Monograph on high-cost illness at the end of life

Researchers at the Palo Alto Medical Foundation for Health Care, Research and Education, Palo Alto, Calif., carried out a critical review and evaluation of the literature on high-cost illness published between 1982 and 1992.

As national health expenditures on Medicare rose during the 1970s and 1980s, studies had shown that medical costs were high in the months immediately preceding death.

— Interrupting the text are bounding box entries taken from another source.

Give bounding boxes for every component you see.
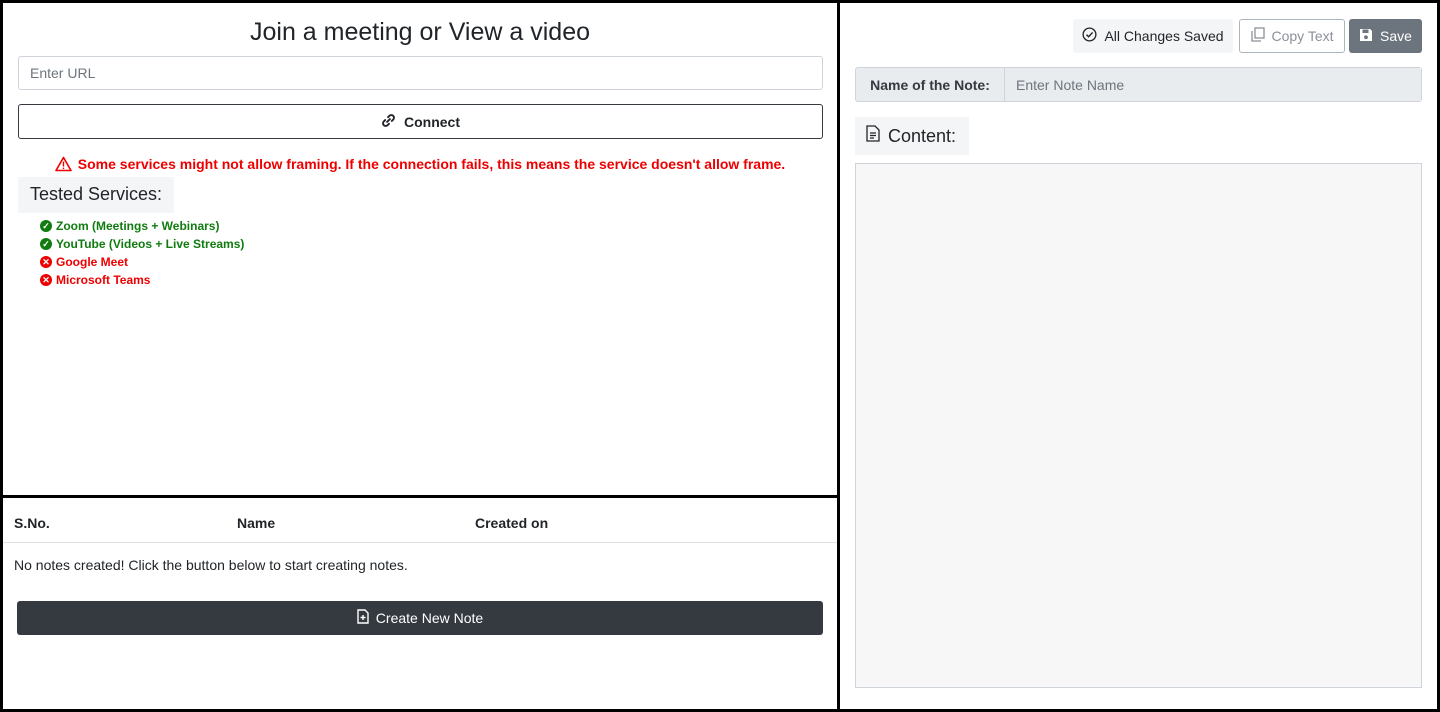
list-item: ✕ Microsoft Teams <box>40 271 244 289</box>
url-input[interactable] <box>18 56 823 90</box>
note-content-editor[interactable] <box>855 163 1422 688</box>
list-item: ✓ YouTube (Videos + Live Streams) <box>40 235 244 253</box>
connect-label: Connect <box>404 113 460 130</box>
framing-warning: Some services might not allow framing. I… <box>0 156 840 175</box>
floppy-disk-icon <box>1359 28 1373 45</box>
tested-services-list: ✓ Zoom (Meetings + Webinars) ✓ YouTube (… <box>40 217 244 289</box>
column-header-created: Created on <box>475 515 549 531</box>
x-circle-icon: ✕ <box>40 274 52 286</box>
check-circle-icon: ✓ <box>40 220 52 232</box>
copy-text-label: Copy Text <box>1271 28 1334 44</box>
note-name-input[interactable] <box>1005 68 1421 101</box>
x-circle-icon: ✕ <box>40 256 52 268</box>
document-icon <box>866 125 880 147</box>
service-label: YouTube (Videos + Live Streams) <box>56 237 245 251</box>
warning-triangle-icon <box>54 156 72 175</box>
create-new-note-button[interactable]: Create New Note <box>17 601 823 635</box>
service-label: Google Meet <box>56 255 129 269</box>
save-status-indicator: All Changes Saved <box>1073 19 1233 53</box>
link-icon <box>381 113 396 131</box>
column-header-name: Name <box>237 515 276 531</box>
table-divider <box>3 542 837 543</box>
content-heading-label: Content: <box>888 125 957 146</box>
warning-text: Some services might not allow framing. I… <box>77 156 786 172</box>
empty-notes-message: No notes created! Click the button below… <box>14 557 408 573</box>
content-heading: Content: <box>855 117 969 155</box>
create-new-note-label: Create New Note <box>375 610 484 626</box>
note-name-group: Name of the Note: <box>855 67 1422 102</box>
file-plus-icon <box>357 609 369 627</box>
check-circle-icon: ✓ <box>40 238 52 250</box>
list-item: ✓ Zoom (Meetings + Webinars) <box>40 217 244 235</box>
copy-icon <box>1250 27 1265 45</box>
save-label: Save <box>1380 28 1412 44</box>
connect-button[interactable]: Connect <box>18 104 823 139</box>
service-label: Zoom (Meetings + Webinars) <box>56 219 220 233</box>
list-item: ✕ Google Meet <box>40 253 244 271</box>
tested-services-heading: Tested Services: <box>18 177 175 213</box>
save-status-text: All Changes Saved <box>1104 28 1224 44</box>
service-label: Microsoft Teams <box>56 273 151 287</box>
column-header-sno: S.No. <box>14 515 50 531</box>
page-title: Join a meeting or View a video <box>249 18 590 46</box>
save-button[interactable]: Save <box>1349 19 1422 53</box>
note-name-label: Name of the Note: <box>856 68 1005 101</box>
check-circle-outline-icon <box>1082 27 1097 45</box>
copy-text-button[interactable]: Copy Text <box>1239 19 1345 53</box>
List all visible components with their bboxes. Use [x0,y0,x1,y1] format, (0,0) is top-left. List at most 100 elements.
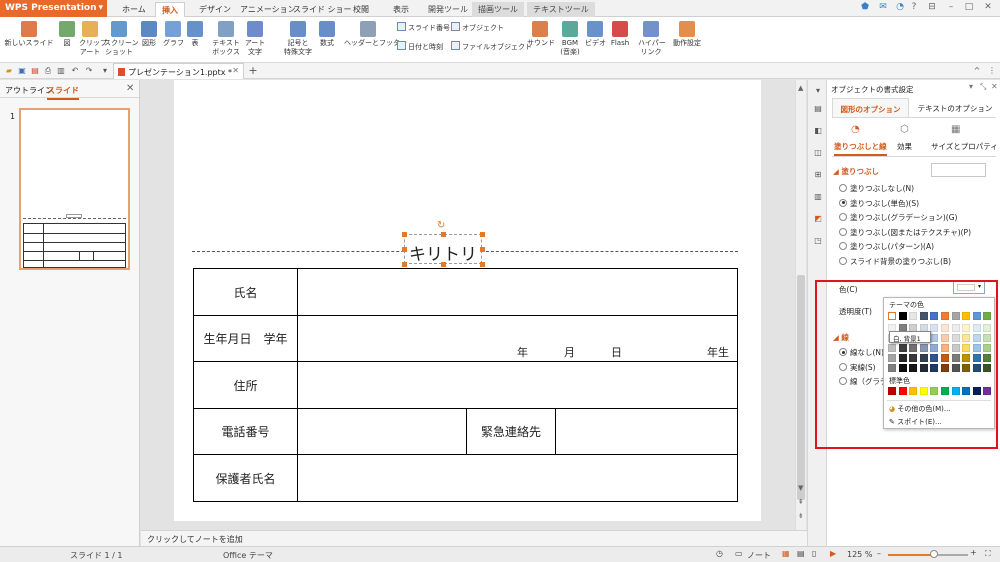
close-tab-icon[interactable]: ✕ [232,66,239,75]
ribbon-button-table[interactable]: 表 [186,21,204,48]
file-object-button[interactable]: ファイルオブジェクト [451,41,532,52]
subtab-fill-line[interactable]: 塗りつぶしと線 [834,141,887,156]
radio-button[interactable] [839,227,847,236]
fill-option[interactable]: 塗りつぶし(グラデーション)(G) [839,212,957,223]
tab-outline[interactable]: アウトライン [5,85,53,96]
animation-pane-icon[interactable]: ◧ [813,126,823,136]
selection-pane-icon[interactable]: ▥ [813,192,823,202]
guardian-field[interactable] [297,454,738,502]
rotate-handle-icon[interactable]: ↻ [437,220,445,231]
resize-handle[interactable] [441,262,446,267]
sorter-view-icon[interactable]: ▤ [797,549,805,558]
fill-option[interactable]: スライド背景の塗りつぶし(B) [839,256,951,267]
slideshow-icon[interactable]: ▶ [830,549,836,558]
radio-button[interactable] [839,198,847,207]
reading-view-icon[interactable]: ▯ [812,549,816,558]
subtab-size-properties[interactable]: サイズとプロパティ [931,141,998,152]
ribbon-button-video[interactable]: ビデオ [585,21,606,48]
birthdate-field[interactable]: 年 月 日 年生 [297,315,738,362]
zoom-slider-thumb[interactable] [930,550,938,558]
undo-icon[interactable]: ↶ [70,66,80,76]
normal-view-icon[interactable]: ▦ [782,549,790,558]
restore-ribbon-icon[interactable]: ⊟ [925,2,939,15]
tab-view[interactable]: 表示 [387,2,415,17]
zoom-out-icon[interactable]: – [877,549,881,558]
tab-developer[interactable]: 開発ツール [422,2,474,17]
close-icon[interactable]: ✕ [981,2,995,15]
preview-icon[interactable]: ▥ [56,66,66,76]
fill-option[interactable]: 塗りつぶし(単色)(S) [839,198,919,209]
fill-option[interactable]: 塗りつぶしなし(N) [839,183,914,194]
ribbon-button-textbox[interactable]: テキスト ボックス [212,21,240,57]
tab-text-tools[interactable]: テキストツール [527,2,595,17]
radio-button[interactable] [839,184,847,192]
tab-home[interactable]: ホーム [116,2,152,17]
ribbon-button-screenshot[interactable]: スクリーン ショット [104,21,139,57]
ribbon-button-equation[interactable]: 数式 [317,21,337,48]
ribbon-button-picture[interactable]: 図 [58,21,76,48]
resize-handle[interactable] [441,232,446,237]
skin-icon[interactable]: ⬟ [858,2,872,15]
notes-pane[interactable]: クリックしてノートを追加 [141,530,807,546]
minimize-icon[interactable]: – [944,2,958,15]
new-tab-pane-icon[interactable]: ▾ [813,86,823,96]
ribbon-button-bgm[interactable]: BGM (音楽) [558,21,582,57]
fill-option[interactable]: 塗りつぶし(パターン)(A) [839,241,934,252]
print-icon[interactable]: ⎙ [43,66,53,76]
zoom-in-icon[interactable]: + [970,548,977,557]
ribbon-button-chart[interactable]: グラフ [163,21,184,48]
radio-button[interactable] [839,213,847,221]
ribbon-button-symbol[interactable]: 記号と 特殊文字 [283,21,313,57]
tab-text-options[interactable]: テキストのオプション [915,103,995,114]
save-icon[interactable]: ▣ [17,66,27,76]
scroll-down-icon[interactable]: ▼ [798,484,803,492]
ribbon-button-header-footer[interactable]: ヘッダーとフッター [344,21,407,48]
new-tab-icon[interactable]: + [248,65,258,76]
help-icon[interactable]: ? [907,2,921,15]
resize-handle[interactable] [480,232,485,237]
resize-handle[interactable] [480,247,485,252]
ribbon-button-flash[interactable]: Flash [609,21,631,48]
layout-pane-icon[interactable]: ⊞ [813,170,823,180]
ribbon-button-hyperlink[interactable]: ハイパー リンク [638,21,666,57]
resize-handle[interactable] [402,262,407,267]
customize-icon[interactable]: ▾ [100,66,110,76]
scroll-thumb[interactable] [797,275,805,500]
scroll-up-icon[interactable]: ▲ [798,84,803,92]
name-field[interactable] [297,268,738,316]
prev-slide-icon[interactable]: ⇞ [798,498,804,506]
user-icon[interactable]: ◔ [893,2,907,15]
tab-design[interactable]: デザイン [193,2,237,17]
phone-field[interactable] [297,408,467,455]
ribbon-button-wordart[interactable]: アート 文字 [244,21,266,57]
resize-handle[interactable] [402,247,407,252]
object-button[interactable]: オブジェクト [451,22,504,33]
ribbon-button-action[interactable]: 動作設定 [670,21,704,48]
ribbon-button-clipart[interactable]: クリップ アート [79,21,107,57]
fill-section-header[interactable]: ◢ 塗りつぶし [833,166,879,177]
emergency-field[interactable] [555,408,738,455]
dock-icon[interactable]: ⤡ [980,82,986,92]
resize-handle[interactable] [402,232,407,237]
notes-toggle-icon[interactable]: ▭ [735,549,743,558]
fill-preset-box[interactable] [931,163,986,177]
resize-handle[interactable] [480,262,485,267]
ribbon-options-icon[interactable]: ⋮ [987,66,997,76]
collapse-ribbon-icon[interactable]: ^ [972,66,982,76]
document-tab[interactable]: プレゼンテーション1.pptx * ✕ [113,63,244,79]
radio-button[interactable] [839,242,847,250]
format-pane-icon[interactable]: ◩ [813,214,823,224]
tab-drawing-tools[interactable]: 描画ツール [472,2,524,17]
radio-button[interactable] [839,256,847,265]
close-icon[interactable]: ✕ [991,82,998,91]
chevron-down-icon[interactable]: ▾ [969,82,973,91]
fit-window-icon[interactable]: ⛶ [985,549,991,559]
vertical-scrollbar[interactable]: ▲ ▼ ⇞ ⇟ [795,80,806,530]
subtab-effects[interactable]: 効果 [897,141,912,152]
fill-option[interactable]: 塗りつぶし(図またはテクスチャ)(P) [839,227,971,238]
address-field[interactable] [297,361,738,409]
ribbon-button-new-slide[interactable]: 新しいスライド [4,21,54,48]
slide-thumbnail[interactable] [19,108,130,270]
maximize-icon[interactable]: □ [962,2,976,15]
template-pane-icon[interactable]: ▤ [813,104,823,114]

Some researchers had concluded from these studies that limiting high-technology medical care for terminally ill patients would result in significant cost savings to the Medicare program.

Key Findings

According to an article on the findings of this literature review that appeared in the Milbank Quarterly in 1994:

  • Studies conducted during this period "do not support the hypothesis that it is high-cost, high-technology treatment of patients who die that has driven up medical care costs."
  • Additionally, the studies reviewed "suggest that neither hospice care nor advance directives are likely to have a major impact on the costs of dying, except possibly advance directives executed before a patient is admitted to the hospital."
  • Project Director Anne A. Scitovsky suggests that a major reason for the high medical costs at the end of life is the uncertainty of prognosis in seriously ill elderly patients.
  • The article concludes that to reduce overall health care spending as well as expenditures at the end of life, what is required is "a closer patient-physician relationship, and a change in our expectations of what medical care can do for us and especially our attitude toward death."